There are pragmatic, urgent fixes policymakers, platforms and civil society can pursue now. They cluster around five pillars that translate principle into practice.

First, reporting must be accessible, survivor-centered and stigma-free. Women need channels that allow quick, safe reporting and immediate access to protection and counseling. Current systems too often retraumatize or overwhelm victims. A confidential hotline and a streamlined online portal that guide victims through evidence preservation, takedown requests and support referrals would lower barriers to reporting. Survivors should be met with empathy, not interrogation.

Second, law enforcement and prosecutors need technical capacity. Deepfakes require digital forensics to convert viral misinformation into prosecutable evidence. Funding a dedicated digital forensics unit within the cybercrime task force is essential. Investigators must be trained to recognize synthetic media, preserve ephemeral evidence, and work with technologists to establish authorship and intent.

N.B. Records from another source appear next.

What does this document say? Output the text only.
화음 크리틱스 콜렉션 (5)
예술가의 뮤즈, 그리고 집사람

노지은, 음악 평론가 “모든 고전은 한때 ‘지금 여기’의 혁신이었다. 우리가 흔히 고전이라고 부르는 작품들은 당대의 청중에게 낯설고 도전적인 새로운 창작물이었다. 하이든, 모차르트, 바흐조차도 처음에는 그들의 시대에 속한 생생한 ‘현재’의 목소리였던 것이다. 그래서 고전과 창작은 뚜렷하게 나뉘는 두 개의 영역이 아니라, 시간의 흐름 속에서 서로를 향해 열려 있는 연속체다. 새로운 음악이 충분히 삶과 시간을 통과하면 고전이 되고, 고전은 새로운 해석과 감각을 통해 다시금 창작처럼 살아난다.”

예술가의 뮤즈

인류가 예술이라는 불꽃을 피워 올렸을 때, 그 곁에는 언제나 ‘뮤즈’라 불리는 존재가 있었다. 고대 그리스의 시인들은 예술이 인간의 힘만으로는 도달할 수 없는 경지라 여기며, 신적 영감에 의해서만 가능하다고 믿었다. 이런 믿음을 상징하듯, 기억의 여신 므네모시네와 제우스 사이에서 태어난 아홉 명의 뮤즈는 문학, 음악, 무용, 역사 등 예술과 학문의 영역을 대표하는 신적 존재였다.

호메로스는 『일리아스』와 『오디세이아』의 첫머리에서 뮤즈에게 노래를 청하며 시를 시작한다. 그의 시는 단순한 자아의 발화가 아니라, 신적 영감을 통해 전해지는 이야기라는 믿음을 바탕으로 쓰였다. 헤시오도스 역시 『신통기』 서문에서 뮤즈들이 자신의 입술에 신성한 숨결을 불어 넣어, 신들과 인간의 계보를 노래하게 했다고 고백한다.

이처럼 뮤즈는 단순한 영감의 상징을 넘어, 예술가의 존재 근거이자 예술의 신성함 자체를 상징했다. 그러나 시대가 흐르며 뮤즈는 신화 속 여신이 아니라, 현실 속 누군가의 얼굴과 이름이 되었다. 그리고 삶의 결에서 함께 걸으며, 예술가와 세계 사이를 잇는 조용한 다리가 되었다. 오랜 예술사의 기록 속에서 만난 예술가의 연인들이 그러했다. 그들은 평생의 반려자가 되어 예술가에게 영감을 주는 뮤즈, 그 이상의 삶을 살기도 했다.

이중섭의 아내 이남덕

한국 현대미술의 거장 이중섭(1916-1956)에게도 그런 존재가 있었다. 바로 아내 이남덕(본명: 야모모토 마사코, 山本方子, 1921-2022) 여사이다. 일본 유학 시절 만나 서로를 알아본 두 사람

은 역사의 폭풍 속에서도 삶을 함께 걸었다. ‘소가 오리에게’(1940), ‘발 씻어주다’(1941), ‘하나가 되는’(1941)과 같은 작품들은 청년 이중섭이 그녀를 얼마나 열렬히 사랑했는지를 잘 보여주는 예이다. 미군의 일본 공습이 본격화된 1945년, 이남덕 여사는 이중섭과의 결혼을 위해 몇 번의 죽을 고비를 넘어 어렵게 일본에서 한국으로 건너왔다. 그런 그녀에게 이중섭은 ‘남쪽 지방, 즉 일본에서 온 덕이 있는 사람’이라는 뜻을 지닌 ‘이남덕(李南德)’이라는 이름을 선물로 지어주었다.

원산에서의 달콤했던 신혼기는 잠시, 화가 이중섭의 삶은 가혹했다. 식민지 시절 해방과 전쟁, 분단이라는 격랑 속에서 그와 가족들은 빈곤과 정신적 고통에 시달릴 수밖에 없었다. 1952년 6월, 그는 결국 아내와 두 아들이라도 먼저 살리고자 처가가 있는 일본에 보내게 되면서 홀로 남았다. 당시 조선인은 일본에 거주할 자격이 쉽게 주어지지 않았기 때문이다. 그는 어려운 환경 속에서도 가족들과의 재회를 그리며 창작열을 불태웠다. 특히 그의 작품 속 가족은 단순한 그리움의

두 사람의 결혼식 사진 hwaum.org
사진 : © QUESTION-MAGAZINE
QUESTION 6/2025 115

Third, platforms must be accountable. Social media companies should adopt clear, enforceable takedown timelines, expedited preservation of evidence and transparent reporting to authorities. When algorithms privilege engagement over safety, platforms cannot claim neutrality. Mandatory transparency reports, designated law-enforcement liaisons and penalties for repeated failure to act would help close enforcement gaps. Platforms should also introduce friction in sharing mechanisms to reduce impulsive amplification.

Fourth, policy must be updated explicitly to cover AI-generated harms. Statutes and guidelines should name deepfake pornography, AI-assisted grooming and automated harassment campaigns, and clarify intermediary liability and takedown procedures. Precise legal definitions reduce ambiguity that bad actors exploit and provide clearer standards for prosecutors, judges and platform moderators.

Fifth, prevention through education matters. Digital literacy programs for girls and women, workplace training and public campaigns should teach how to protect digital likenesses, spot manipulation and support survivors. Prevention is cultural as well as technical. Schools, employers and civic groups must normalize media literacy and emphasize emotional support for those targeted.

Operational steps mirror these pillars: establish a national rapid-response protocol for AI-enabled gendered harms; create a public “right to digital likeness” registry and takedown assistance center; require platform transparency and expedited evidence preservation; and fund continuous training for investigators and prosecutors. These measures turn legal protection into lived safety.

Yet policy and resources alone cannot restore what harassment takes away: dignity. “Respect and dignity are non-negotiable.” That declaration must be more than ceremonial. When someone’s image is weaponized, the injury is immediate and lasting. Swift redress, meaningful accountability and trauma-informed support are the measures of a society that values its citizens beyond their pixels.

Leadership matters, too. When public figures model respect, cultural cues that allow abuse begin to shift. Accountability at the top sends a clear message that abuse will not be tolerated; institutions that swiftly discipline misconduct and prioritize victims’ safety help change expectations across workplaces and platforms.

Technology can help if designed ethically. AI tools that detect manipulation, watermark authentic content and enable provenance tracing can reduce harm, provided they are independently audited, transparently governed and accompanied by legal safeguards against misuse.

“A vulgar, sexualized analogy” was Anne Curtis’s rebuke. Let that phrase be a call to action: not merely to censure crude speech, but to dismantle the systems that allow that speech to become a weapon. Protecting Filipinas in the era of AI means defending dignity in every waveform, in every pixel and in every public forum.